Ressignificando o papel dos jogos nas escolas

Para especialista em Ciência e Design de Jogos, e co-fundador da edtech Press Start, Rick Menasce, os jogos e suas metodologias deveriam ser usados pelas escolas para atender às necessidades pedagógicas e educacionais de seus alunos

imagem: Adobe Stock

Rick Menasce

Formado em Design pela ESPM, é Mestre em Ciência e Design de Jogos pela Northeastern University em Boston, onde foi responsável pela criação e desenvolvimento do primeiro programa de esportes eletrônicos da universidade. É fundador da Press Start, edtech que busca ressignificar o papel dos jogos na educação, professor de jogos no Colégio Israelita e organizador da Liga Intercolegial de Esports.
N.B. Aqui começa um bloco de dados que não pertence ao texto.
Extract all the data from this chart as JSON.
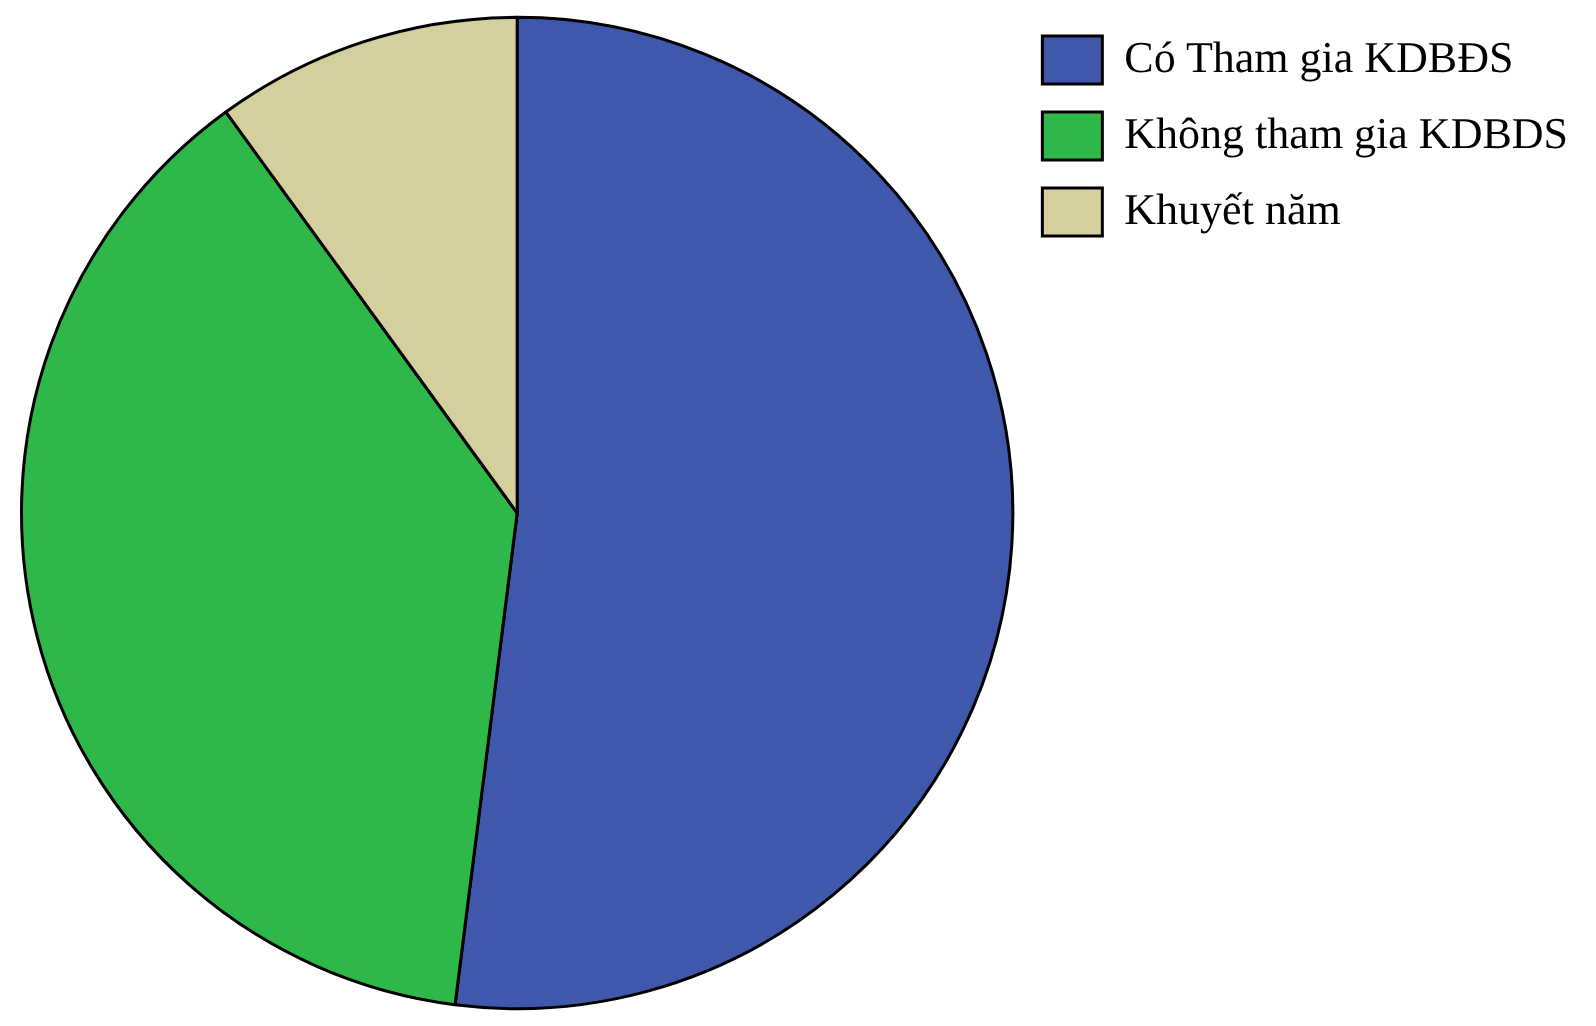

Um dos maiores desafios enfrentados hoje pelas escolas é a falta de engajamento dos alunos para um modelo de ensino ultrapassado, criado na era industrial para desenvolver trabalhadores de fábrica. Com a rápida evolução tecnológica dos últimos anos, e principalmente o advento de inteligências artificiais mais capazes e disponíveis para todos, as escolas têm se visto em apuros. 
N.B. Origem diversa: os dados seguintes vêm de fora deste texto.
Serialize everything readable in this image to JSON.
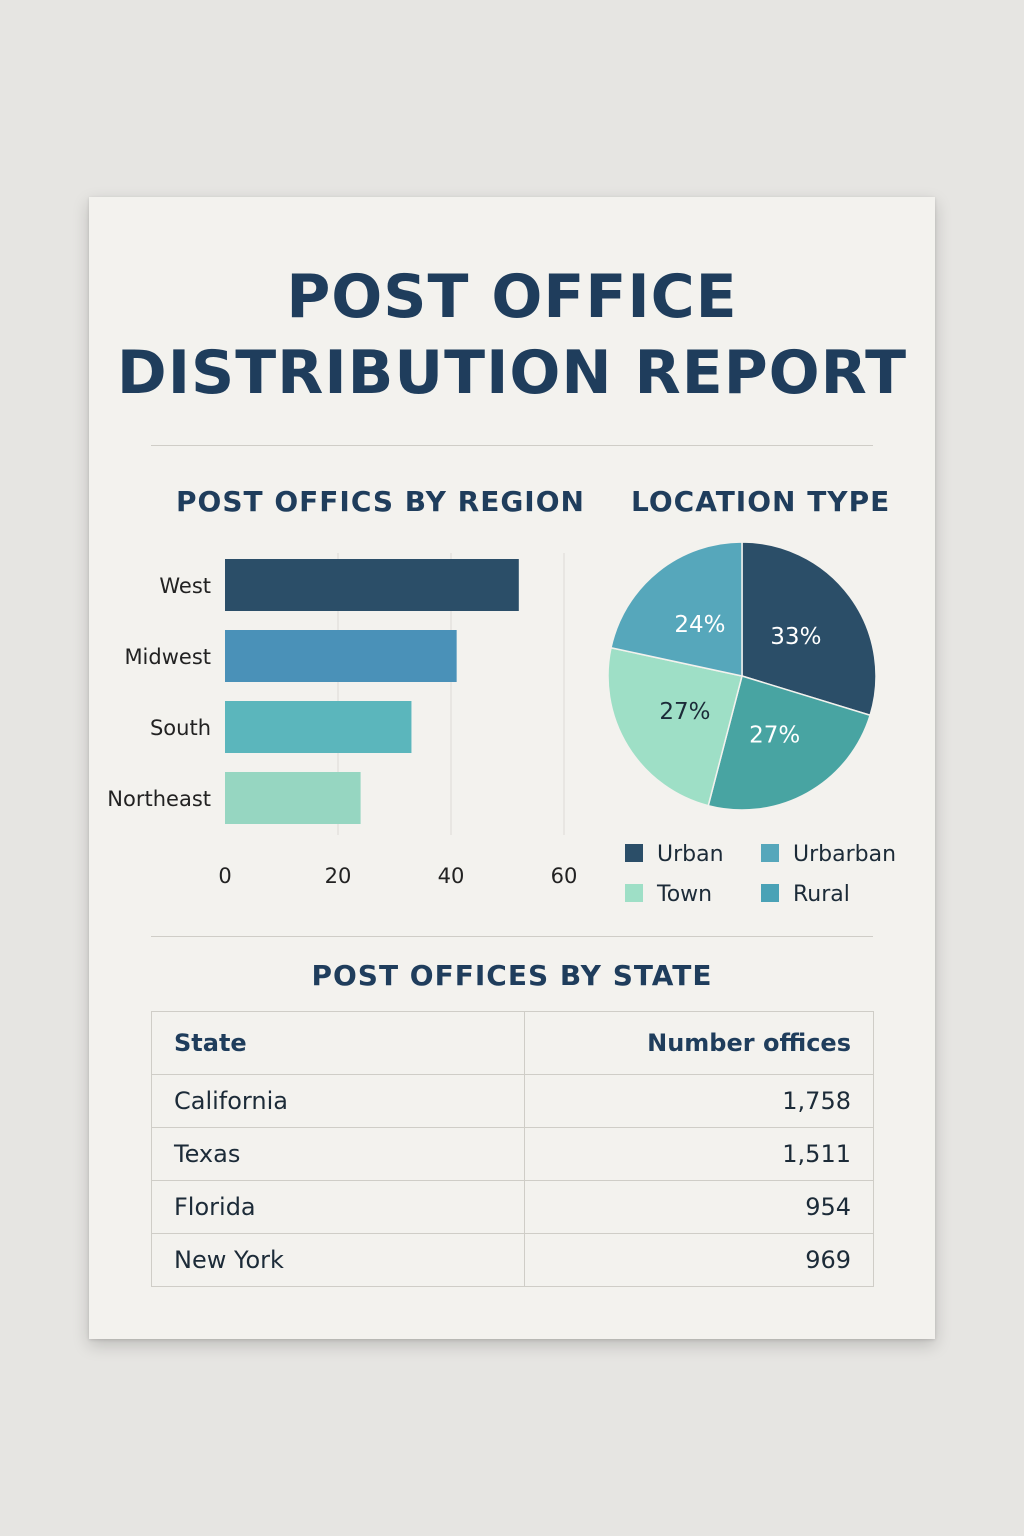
{
  "report": {
    "title_lines": [
      "POST OFFICE",
      "DISTRIBUTION REPORT"
    ]
  },
  "chart_data": [
    {
      "type": "bar",
      "orientation": "horizontal",
      "title": "POST OFFICS BY REGION",
      "categories": [
        "West",
        "Midwest",
        "South",
        "Northeast"
      ],
      "values": [
        52,
        41,
        33,
        24
      ],
      "colors": [
        "#2b4e68",
        "#4a91b8",
        "#5bb6bc",
        "#96d6c1"
      ],
      "xlim": [
        0,
        60
      ],
      "x_ticks": [
        0,
        20,
        40,
        60
      ],
      "grid": true
    },
    {
      "type": "pie",
      "title": "LOCATION TYPE",
      "slices": [
        {
          "label": "Urban",
          "value": 33,
          "display": "33%",
          "color": "#2b4e68"
        },
        {
          "label": "Rural",
          "value": 27,
          "display": "27%",
          "color": "#48a4a2"
        },
        {
          "label": "Town",
          "value": 27,
          "display": "27%",
          "color": "#9edfc6"
        },
        {
          "label": "Urbarban",
          "value": 24,
          "display": "24%",
          "color": "#56a7bb"
        }
      ],
      "legend": [
        {
          "label": "Urban",
          "color": "#2b4e68"
        },
        {
          "label": "Urbarban",
          "color": "#56a7bb"
        },
        {
          "label": "Town",
          "color": "#9edfc6"
        },
        {
          "label": "Rural",
          "color": "#4aa2b6"
        }
      ],
      "legend_position": "bottom"
    },
    {
      "type": "table",
      "title": "POST OFFICES BY STATE",
      "columns": [
        "State",
        "Number offices"
      ],
      "rows": [
        [
          "California",
          "1,758"
        ],
        [
          "Texas",
          "1,511"
        ],
        [
          "Florida",
          "954"
        ],
        [
          "New York",
          "969"
        ]
      ]
    }
  ]
}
“Nas escolas, os jogos, bem como suas metodologias, deveriam ter um papel essencial não apenas como ferramentas educacionais, mas como avenidas para o desenvolvimento pessoal e profissional”

Rick Menasce, especialista em Ciência e Design de Jogos, e co-fundador da edtech Press Start

Esse é um momento da nossa história em que um antigo paradigma está se encerrando, para dar luz a outra era, centrada no indivíduo, seu bem-estar e sua identidade (D. Shirley, A. Hargreaves., 2022). A escola, nessa transição, tenta se achar e encontrar jeitos de engajar seus alunos de maneiras mais significativas, porém vem encontrando muita dificuldade.

Para isso, a escola precisa olhar mais para seus alunos e suas motivações, e através delas encontrar um modelo que satisfaça tanto às necessidades pedagógicas e educacionais, como ao engajamento e interesse de seus alunos. Mas se pararmos um pouco para observar atentamente, veremos que o jogo é uma das atividades em que as crianças e jovens mais se engajam. 

Hoje, são mais de 3 bilhões de pessoas que jogam no mundo todo, movimentando uma indústria de mais de 200 bilhões de dólares. No Brasil, de acordo com a Pesquisa Game Brasil deste ano, já são quase 75% da população que se considera gamer. Isso acontece pois os jogos satisfazem três necessidades psicológicas básicas: a busca por autonomia, competência e conexão.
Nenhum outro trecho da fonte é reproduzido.